We have undertaken two screens to identify genes that are involved in regulating entry into meiotic prophase. In the first we screened for mutations that enhance a weak gain-of-function allele of glp-1. These mutations correspond to three genes, teg-1, teg-2 and teg-4. We are currently attempting to clone teg-1 and have narrowed down its location to a ~30 kbp region to the left of dpy-18 on chromosome III.

The second screen was designed to identify genes that specifically function in the GLD-1 pathway for entry into meiosis. Since the GLD-1 and GLD-2 pathways are each sufficient for entry into meiosis, we screened for mutations that are synthetic tumorous with a loss-of-function allele of gld-2. To date, we have identified mutations corresponding to at least five genes. As expected, one of these is gld-1. We also isolated another allele of teg-1. The remaining genes are termed syt as they are synthetic tumorous with gld-2. Since this second screen was designed to identify genes that function in the GLD-1 pathway, we performed genetic tests to confirm their position. Our criteria for determining if these genes function in the GLD-1 pathway are the following: 1) The mutation must be synthetic tumorous with gld-2(lf). 2) The mutation is not tumorous on its own. 3) The mutation is not synthetic tumorous with gld-1(lf). 4) The synthetic tumorous phenotype with gld-2(lf) must be epistatic to glp-1(lf). While teg-1 meets the first three criteria, gld-2; glp-1 teg-1 animals do not have tumorous germlines but rather show a Glp phenotype. This suggests that teg-1 is not in the GLD-1 pathway, but rather may function further upstream.
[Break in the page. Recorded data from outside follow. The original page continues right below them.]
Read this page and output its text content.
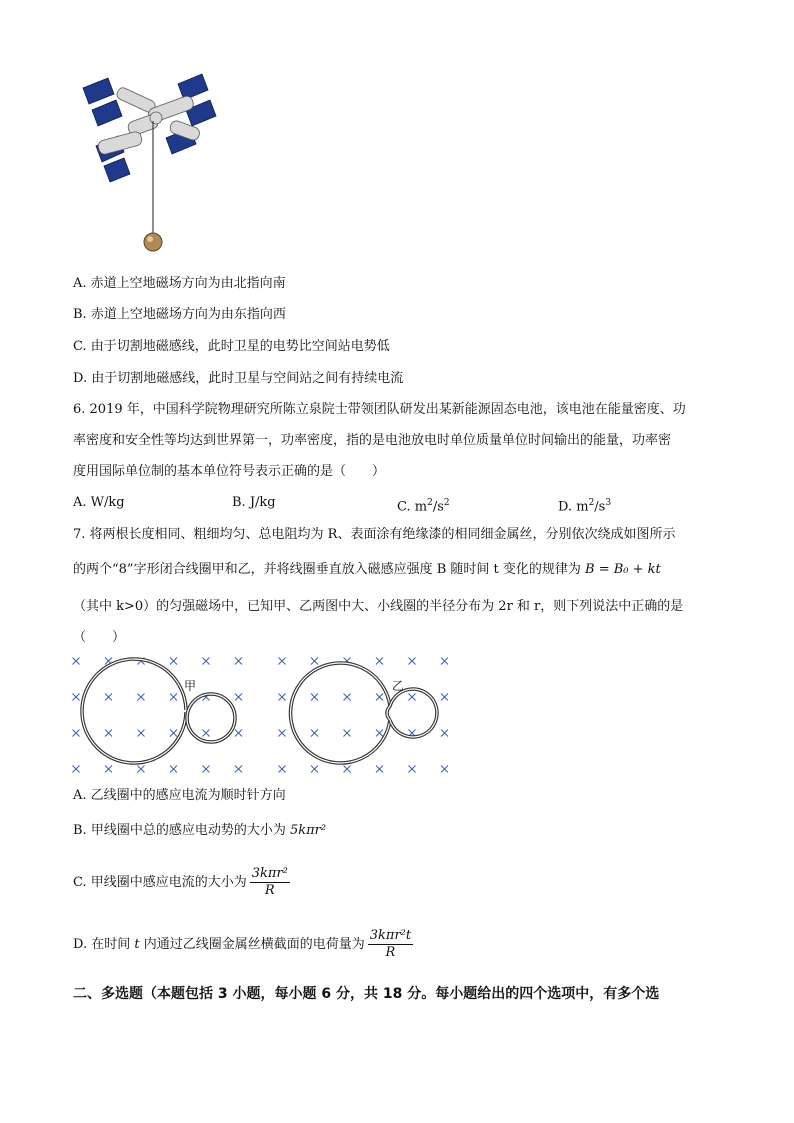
A. 赤道上空地磁场方向为由北指向南
B. 赤道上空地磁场方向为由东指向西
C. 由于切割地磁感线，此时卫星的电势比空间站电势低
D. 由于切割地磁感线，此时卫星与空间站之间有持续电流
6. 2019 年，中国科学院物理研究所陈立泉院士带领团队研发出某新能源固态电池，该电池在能量密度、功
率密度和安全性等均达到世界第一，功率密度，指的是电池放电时单位质量单位时间输出的能量，功率密
度用国际单位制的基本单位符号表示正确的是（　　）
A. W/kg	B. J/kg	C. $m^2/s^2$	D. $m^2/s^3$
7. 将两根长度相同、粗细均匀、总电阻均为 R、表面涂有绝缘漆的相同细金属丝，分别依次绕成如图所示
的两个“8”字形闭合线圈甲和乙，并将线圈垂直放入磁感应强度 B 随时间 t 变化的规律为 B = B₀ + kt
（其中 k>0）的匀强磁场中，已知甲、乙两图中大、小线圈的半径分布为 2r 和 r，则下列说法中正确的是
（　　）
甲	乙
A. 乙线圈中的感应电流为顺时针方向
B. 甲线圈中总的感应电动势的大小为 5kπr²
C. 甲线圈中感应电流的大小为 $\frac{\text{3kπr²}}{R}$
D. 在时间 t 内通过乙线圈金属丝横截面的电荷量为 $\frac{\text{3kπr²t}}{R}$
二、多选题（本题包括 3 小题，每小题 6 分，共 18 分。每小题给出的四个选项中，有多个选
Another gene that was identified in the second screen, syt-1, does meet the four criteria for functioning in the GLD-1 pathway for entry into meiosis. In particular, gld-2; syt-1; glp-1 animals have tumorous germlines. We have mapped syt-1 to linkage group II near unc-4. We are also in the process of mapping the other mutations that were identified in the second screen.